Here’s a reality check for anyone who may be under the illusion that qualitative recruiting is done by going door to door: It is not. It is done by telephone. The very best focus group recruiting is done by services that have loyal, smart, creative staff and top-notch quality control to eliminate the unsavory types who try to seep through the smallest crack.
Back to cleansing. Your aim is to make your database impeccable, cleansed of trashy respondents, updated and miniaturized. For quick specialty recruiting, a smaller database is better. Searching through mammoth archives will not work here. It is simple to gather thousands of names; it takes time and labor to customize, downsize and rid your files of the chaff.
Train them
Now that your databank is in remarkable shape, your next chore is to get your recruiters in this same condition. Train them. Do not let them flounder. Encourage them to be speedy, to speak fast, to speak with intonation, to uphold a positive attitude. By example, show recruiters how to rid themselves of skepticism, of negative behavior, of annoyance and a “we can’t do that” approach. Think Katie Couric.
Hold a venting meeting for recruiters to vent. Yes, let them vent! On rare occasions, a reward policy for recruiters can be utilized. Verbal and written praise, along with an occasional monetary bonus, are incentives well-given.

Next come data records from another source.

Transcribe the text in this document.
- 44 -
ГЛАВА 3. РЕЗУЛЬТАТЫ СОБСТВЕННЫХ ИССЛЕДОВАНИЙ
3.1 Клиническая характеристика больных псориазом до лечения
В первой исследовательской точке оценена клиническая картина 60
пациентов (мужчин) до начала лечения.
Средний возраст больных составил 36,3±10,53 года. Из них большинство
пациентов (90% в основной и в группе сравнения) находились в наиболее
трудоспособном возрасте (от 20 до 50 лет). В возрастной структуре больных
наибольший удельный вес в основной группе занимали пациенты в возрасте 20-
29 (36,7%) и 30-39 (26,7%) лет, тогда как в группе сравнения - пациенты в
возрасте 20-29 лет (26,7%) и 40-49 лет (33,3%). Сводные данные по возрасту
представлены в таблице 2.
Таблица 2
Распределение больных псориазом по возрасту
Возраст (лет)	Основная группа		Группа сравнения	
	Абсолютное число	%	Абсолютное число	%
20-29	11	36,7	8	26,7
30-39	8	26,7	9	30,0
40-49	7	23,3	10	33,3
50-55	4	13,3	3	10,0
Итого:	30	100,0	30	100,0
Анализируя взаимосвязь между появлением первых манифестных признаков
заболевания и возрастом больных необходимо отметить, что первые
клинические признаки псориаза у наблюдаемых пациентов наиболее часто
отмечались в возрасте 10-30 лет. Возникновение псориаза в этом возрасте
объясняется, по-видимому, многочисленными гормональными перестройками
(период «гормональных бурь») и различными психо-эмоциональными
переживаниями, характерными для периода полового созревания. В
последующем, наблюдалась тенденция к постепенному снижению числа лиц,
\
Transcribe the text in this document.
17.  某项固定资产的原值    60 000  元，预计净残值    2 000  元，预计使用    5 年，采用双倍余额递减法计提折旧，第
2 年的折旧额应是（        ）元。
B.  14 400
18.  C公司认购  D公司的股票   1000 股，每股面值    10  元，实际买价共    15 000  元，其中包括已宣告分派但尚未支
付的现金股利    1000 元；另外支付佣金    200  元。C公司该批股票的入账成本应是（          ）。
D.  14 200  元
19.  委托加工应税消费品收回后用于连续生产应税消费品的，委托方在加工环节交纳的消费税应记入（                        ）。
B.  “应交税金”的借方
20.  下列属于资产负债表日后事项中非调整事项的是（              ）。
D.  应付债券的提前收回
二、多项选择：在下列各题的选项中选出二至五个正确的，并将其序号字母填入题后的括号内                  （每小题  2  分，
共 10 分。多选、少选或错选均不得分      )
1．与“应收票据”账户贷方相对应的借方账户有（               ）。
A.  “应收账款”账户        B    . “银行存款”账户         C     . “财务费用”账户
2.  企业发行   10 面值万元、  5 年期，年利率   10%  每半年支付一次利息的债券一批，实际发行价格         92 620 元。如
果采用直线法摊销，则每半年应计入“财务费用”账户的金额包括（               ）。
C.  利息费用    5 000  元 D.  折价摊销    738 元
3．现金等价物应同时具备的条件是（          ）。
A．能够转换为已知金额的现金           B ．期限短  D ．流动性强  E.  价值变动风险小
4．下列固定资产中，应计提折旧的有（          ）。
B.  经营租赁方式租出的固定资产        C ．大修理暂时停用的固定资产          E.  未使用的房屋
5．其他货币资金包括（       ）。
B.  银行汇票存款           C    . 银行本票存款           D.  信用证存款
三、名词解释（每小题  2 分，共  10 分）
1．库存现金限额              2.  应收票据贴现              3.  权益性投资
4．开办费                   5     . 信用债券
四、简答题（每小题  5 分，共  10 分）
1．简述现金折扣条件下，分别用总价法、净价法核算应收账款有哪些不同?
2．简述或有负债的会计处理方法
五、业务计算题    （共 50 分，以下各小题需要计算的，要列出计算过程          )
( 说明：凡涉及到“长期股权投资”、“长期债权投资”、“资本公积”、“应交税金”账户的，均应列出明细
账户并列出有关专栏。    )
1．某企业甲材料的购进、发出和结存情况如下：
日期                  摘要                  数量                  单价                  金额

Confidence can waver. Recruiters say, “We’re slow! Clients are looking for speedy turnaround. They are asking for the impossible!” There is truth to these observations. Work has changed. Clients who once wanted fast work now want ultra-fast performance. Just as reality shows have taken over TV, on-location interviews and focus groups have taken their place in the marketing research arena.
Not every facility or recruiting service has the luxury of having a bilingual staff at their disposal. Bilingual is a good thing; speaking poorly and calling it English is a bad thing. Expressive recruiters are worth their weight in gold; inarticulate recruiters should be dumped before your client dumps you.
Blessed be the recruiters who can pull these projects off. They adapt, are flexible, optimistic, experienced, they can branch out in every direction. First-class recruiters innately network all the time. Their memory, their recall, their ability to go out-of-the-box will supersede the highest level computerized database every time.
Pulling together a quick, atypical recruit in an extraordinary milieu demands out-of-the-ordinary recruiting. The old adage “The best person for the job is a busy one” plays out here. Part-timers, not used to pressure, often disappoint.
Venture forth
So, your database is beatified, your recruiters are trained, you are equipped to venture forth. You can readily recruit an in-office visit, you can easily pull together a professional cooking group at a catering establishment to test a client’s cookware, you can overnight-recruit teenage basketball players to try out a new youth center, you and your staff are willing and able to recruit as far away from a facility as your client demands. Like scouts everywhere, now you too are prepared.